Other than that, I have no qualms with this story. It's gripping, interesting and often addicting at some parts. So on those notes I say you did a fine job there, sir. I will continue to read, and post a review every four or five chapters - thought it might take a while, as this story is good enough to make me leave my pretenses and say "Read First, Scan For Flaws Afterwards." Such is the level of skill this is written with - a clear improvement on the first Chapter of Protege's Honeymoon.
Well, that's that, and - hopefully - no critical harm done. If you'll excuse me, good sir, I am off to go devour the rest of your chapters frivolously. :)
'Til the next review cometh, fare thee well,
| Twilight Kyu chapter 41 . 9/13/2010
Finally Nodoka got her arm back.
Looks like things started to get even more interesting.
Keep it up!
| vastler75 chapter 41 . 9/11/2010
okay...good so far...still a bit shock of the "hand" thing
anyway...nodoka is gonna...*sigh*...train.
also there seems to be some missing party members here...where are they?
| Twilight Kyu chapter 40 . 8/28/2010
*Chester A. Bum impression*
Oh my God, this is the greatest fic I've ever read in my life!
Anyway, great chapter.
Wonder what will happen to Asuna next. Hopefully, Nodoka would get her arm back.
Keep it up!
*Chester A. Bum impression*
Change! You got change? Aww come on, help a guy out, will ya!
| EthernalRain chapter 40 . 8/26/2010
Still awesome story. Also I agree about the ME weapons thing.

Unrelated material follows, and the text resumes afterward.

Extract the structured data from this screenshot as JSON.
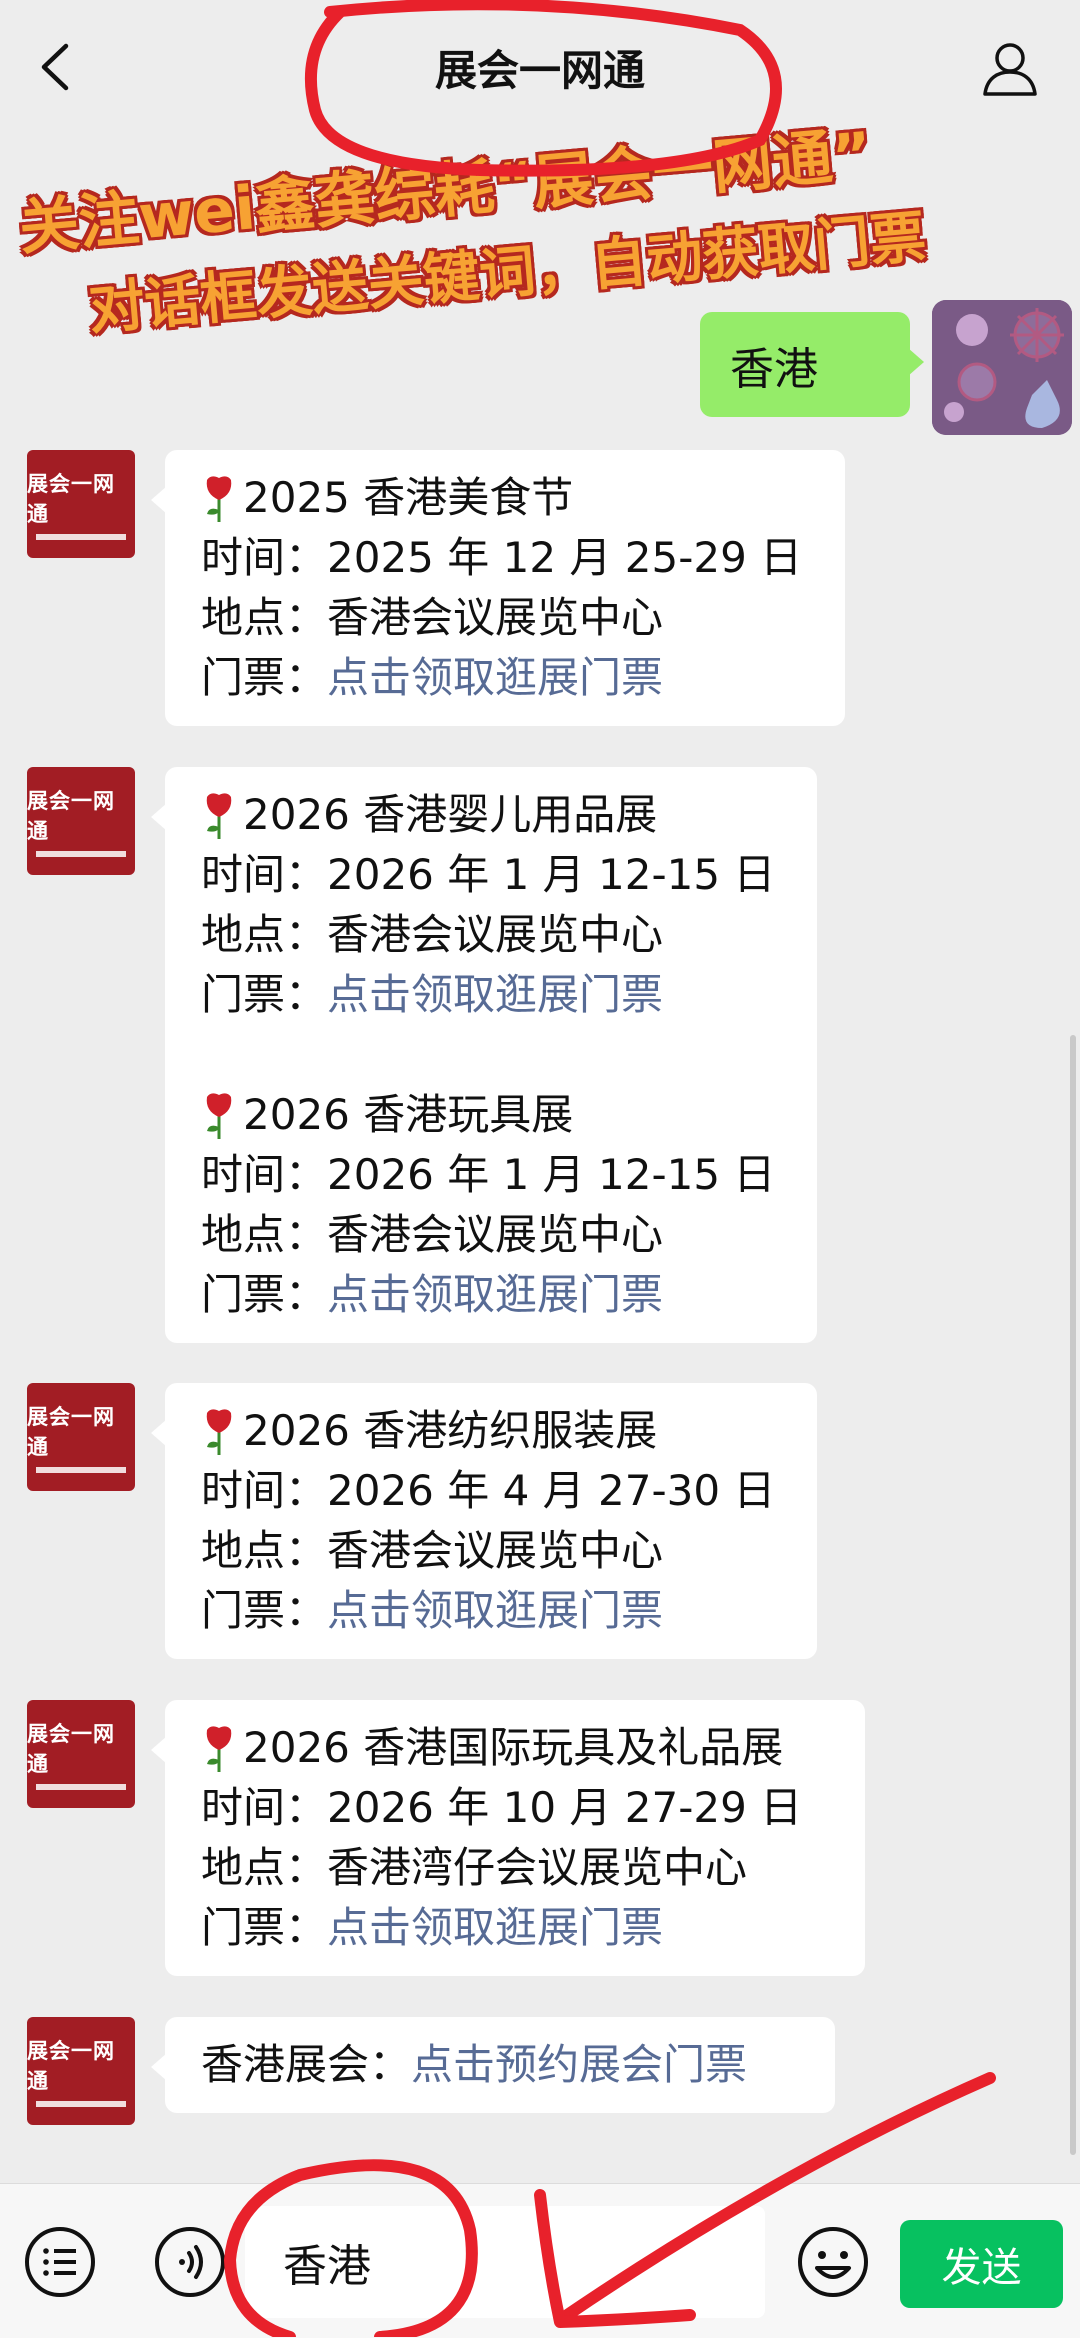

| EmissaryX chapter 39 . 8/13/2010
what? That was dark, slicing Nodoka's hand..
so Drinde has showed up, eh? This should be interesting.
Keep it up!
| vastler75 chapter 39 . 8/11/2010
Kurush...as a friend & fellow fan of Negima, i would like to say
WHAT THE HELL!
Slicing of Nodoka's hand! that's...that's...as worst as Superboy Prime Vaporizing a Pregnant Women!
ugh...okay now that's out
I'm gonna go get my brain bleach now
| Stigma chapter 1 . 8/5/2010
Nodoka is my favorite Negi girl, but not enough to want to read a complete Nodoka centric storyline that trumps Negi out as lead role. Add in that I seen you've tossed in yuri, and it's definite that I'll take my leave.
| Twilight Kyu chapter 38 . 8/3/2010
Looks like everyone is going for the next adventure... IN SPACE!
I'm not really a yuri fan though.
Anyway, it's great to see those cheerleaders again. I can't wait for the next chapter!
Keep it up!
| Twilight Kyu chapter 36 . 8/3/2010
This chapter improves a lot.
Wonder how Nodoka is doing...
| Twilight Kyu chapter 32 . 8/3/2010
Whoa, this IS the longest chapter of the story. Yet, it still enjoyable.
| Twilight Kyu chapter 27 . 8/3/2010
So Nodoka's adventure finally begins. Couldn't say if there are going to be trouble waiting for her.
Anyway, nice ending, I nearly laugh seeing the dialogue being 'cut'
| Twilight Kyu chapter 25 . 8/3/2010
so the next chapter is going to be the last chapter of the Arcadia arc, huh?
This is almost like watching an anime...
| Twilight Kyu chapter 23 . 8/3/2010
Now that's what I called a fight with Rachel! One of the greatest fight scene that I've ever read!
| Twilight Kyu chapter 20 . 8/3/2010
The more I read this, the more interesting it becomes.
I really like it. And wow, this is the longest chapter that you wrote as of yet.
Well, KotaruXNatsumi was certainly a good point in this chapter.